La notizia della vittoria fu accolta con giubilo ad Atene e i cittadini di Atene, molto grati nei confronti dei combattenti, votarono per concedere la cittadinanza agli schiavi e ai meteci che avevano combattuto nella battaglia. La successiva notizia del disastro avvenuta a seguito di una tempesta, la quale impedì alle navi incaricate di recuperare i sopravvissuti delle 25 triremi ateniesi affondate o gravemente danneggiate, sconvolse a tal punto gli abitanti di Atene che, dopo un aspro dibattito avvenuto in un'assemblea, sei degli otto strateghi che avevano comandato la flotta furono processati in gruppo e giustiziati.

A Sparta, i tradizionalisti che avevano sostenuto Callicratida vollero chiedere la pace ad Atene, sapendo che il proseguimento della guerra avrebbe favorito una nuova ascesa del suo avversario Lisandro. Questo partito inizialmente prevalse e fu mandata una delegazione ad Atene; gli Ateniesi però rifiutarono l'offerta e di conseguenza Lisandro partì, diretto nell'Egeo, coll'incarico di prendere il comando della flotta per il resto della guerra, che fu decisa meno di un anno dopo dalla sua vittoria ad Egospotami.

Antefatti[modifica | modifica sorgente]

Callicratida e Conone[modifica | modifica sorgente]

Nel 406 a.C. Callicratida fu nominato navarco della flotta spartana, rimpiazzando Lisandro.[3] Callicratida era uno spartano tradizionalista, che diffidava dell’influenza persiana; perciò non aveva intenzione di chiedere aiuti a Ciro, che era stato un grande sostenitore di Lisandro. Per questo, Callicratida fu costretto a radunare una sua flotta e a raccogliere fondi chiedendo contributi alle città greche della Lega peloponnesiaca. In questo modo, riunì una flotta di circa 140 triremi.

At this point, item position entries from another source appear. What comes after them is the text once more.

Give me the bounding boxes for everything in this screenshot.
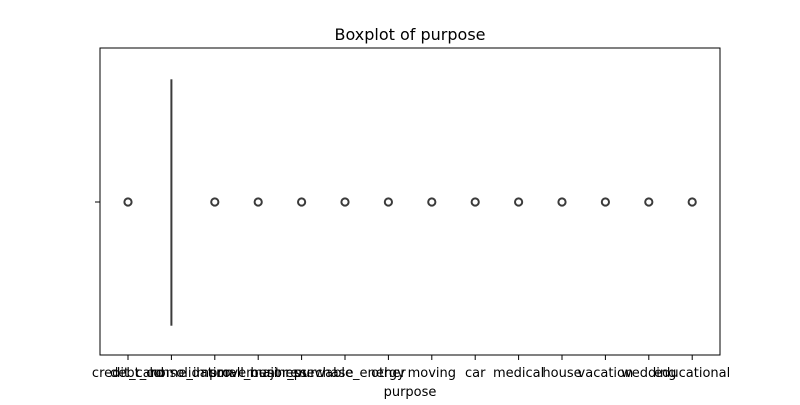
outlier-point	[297, 197, 307, 207]
x-tick-label: vacation	[578, 366, 634, 381]
outlier-point	[644, 197, 654, 207]
outlier-point	[383, 197, 393, 207]
x-tick-label: medical	[493, 366, 544, 381]
plot-frame	[99, 47, 721, 356]
chart-marks	[123, 79, 697, 326]
x-tick-label: educational	[654, 366, 730, 381]
outlier-point	[687, 197, 697, 207]
x-axis-ticks: credit_carddebt_consolidationhome_improv…	[92, 355, 730, 381]
outlier-point	[557, 197, 567, 207]
outlier-point	[427, 197, 437, 207]
x-tick-label: credit_card	[92, 366, 164, 381]
x-tick-label: home_improvement	[150, 366, 281, 381]
x-tick-label: wedding	[621, 366, 676, 381]
x-tick-label: renewable_energy	[285, 366, 405, 381]
x-tick-label: moving	[408, 366, 456, 381]
outlier-point	[253, 197, 263, 207]
x-tick-label: major_purchase	[250, 366, 354, 381]
outlier-point	[600, 197, 611, 207]
outlier-point	[470, 197, 480, 207]
x-tick-label: car	[465, 366, 486, 381]
x-tick-label: other	[371, 366, 406, 381]
outlier-point	[123, 197, 133, 207]
outlier-point	[340, 197, 350, 207]
chart-title: Boxplot of purpose	[335, 25, 486, 44]
x-axis-label: purpose	[384, 385, 437, 400]
x-tick-label: debt_consolidation	[110, 366, 233, 381]
x-tick-label: small_business	[209, 366, 307, 381]
x-tick-label: house	[542, 366, 581, 381]
outlier-point	[514, 197, 524, 207]
outlier-point	[210, 197, 220, 207]
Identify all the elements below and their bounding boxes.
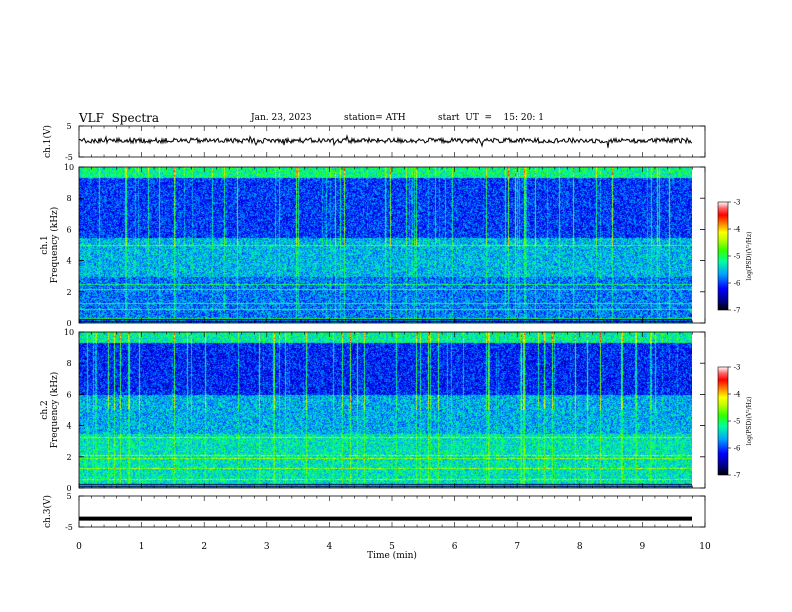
start-time-label: start UT = 15: 20: 1	[438, 113, 544, 123]
y-tick-label-ch1-spectrogram: 4	[66, 257, 71, 266]
x-tick-label: 9	[640, 542, 646, 552]
y-tick-label-ch1-spectrogram: 8	[66, 194, 71, 203]
colorbar-tick-label: -6	[734, 445, 741, 453]
colorbar-tick-label: -7	[734, 307, 741, 315]
colorbar-ch1-spectrogram	[717, 201, 729, 311]
colorbar-label: log(PSD)(V²/Hz)	[746, 397, 753, 446]
date-label: Jan. 23, 2023	[251, 113, 312, 123]
y-axis-label-channel-ch1-spectrogram: ch.1	[40, 235, 50, 254]
colorbar-label: log(PSD)(V²/Hz)	[746, 232, 753, 281]
y-tick-label-ch1-spectrogram: 6	[66, 225, 71, 234]
spectrogram-image-1	[79, 167, 692, 323]
y-tick-label-ch1-waveform: -5	[65, 153, 73, 162]
y-tick-label-ch1-spectrogram: 0	[66, 319, 71, 328]
y-tick-label-ch1-spectrogram: 2	[66, 288, 71, 297]
y-tick-label-ch1-waveform: 5	[66, 122, 71, 131]
colorbar-tick-label: -4	[734, 391, 741, 399]
x-tick-label: 1	[139, 542, 145, 552]
spectrogram-image-2	[79, 332, 692, 488]
colorbar-tick-label: -5	[734, 418, 741, 426]
x-tick-label: 7	[514, 542, 520, 552]
colorbar-tick-label: -3	[734, 199, 741, 207]
chart-title: VLF Spectra	[79, 111, 160, 125]
colorbar-tick-label: -4	[734, 226, 741, 234]
colorbar-tick-label: -6	[734, 280, 741, 288]
x-tick-label: 3	[264, 542, 270, 552]
x-tick-label: 8	[577, 542, 583, 552]
x-tick-label: 5	[389, 542, 395, 552]
y-tick-label-ch3-waveform: 5	[66, 492, 71, 501]
y-tick-label-ch2-spectrogram: 8	[66, 359, 71, 368]
y-tick-label-ch2-spectrogram: 10	[64, 328, 74, 337]
y-axis-label-frequency-ch1-spectrogram: Frequency (kHz)	[49, 207, 60, 284]
trace-ch1-waveform	[78, 134, 693, 148]
y-tick-label-ch2-spectrogram: 2	[66, 453, 71, 462]
colorbar-tick-label: -5	[734, 253, 741, 261]
x-tick-label: 2	[201, 542, 207, 552]
x-tick-label: 6	[452, 542, 458, 552]
x-axis-title: Time (min)	[367, 550, 417, 561]
colorbar-tick-label: -3	[734, 364, 741, 372]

Conone, che in quell’epoca era al comando della flotta ateniese di Samo, riuscì ad equipaggiare solo 70 delle più di 100 triremi che possedeva, causa disaccordi con i propri marinai.[4] Callicratida, una volta assemblata la sua flotta, si diresse a Mithymna, sull’isola di Lesbo, che dopo un assedio occupò. Da Mithymna, Callicratida avrebbe potuto espandere facilmente il controllo a tutta l'isola, spianando la strada per portare la sua flotta nell’Ellesponto, da dove poi, ostacolare la linea commerciale dalla quale passava il grano diretto ad Atene; per difendere Lesbo, Conone dovette spostare la sua flotta, numericamente inferiore, da Samo alle isole Hekatonnesi, vicino a Mithymna.[5]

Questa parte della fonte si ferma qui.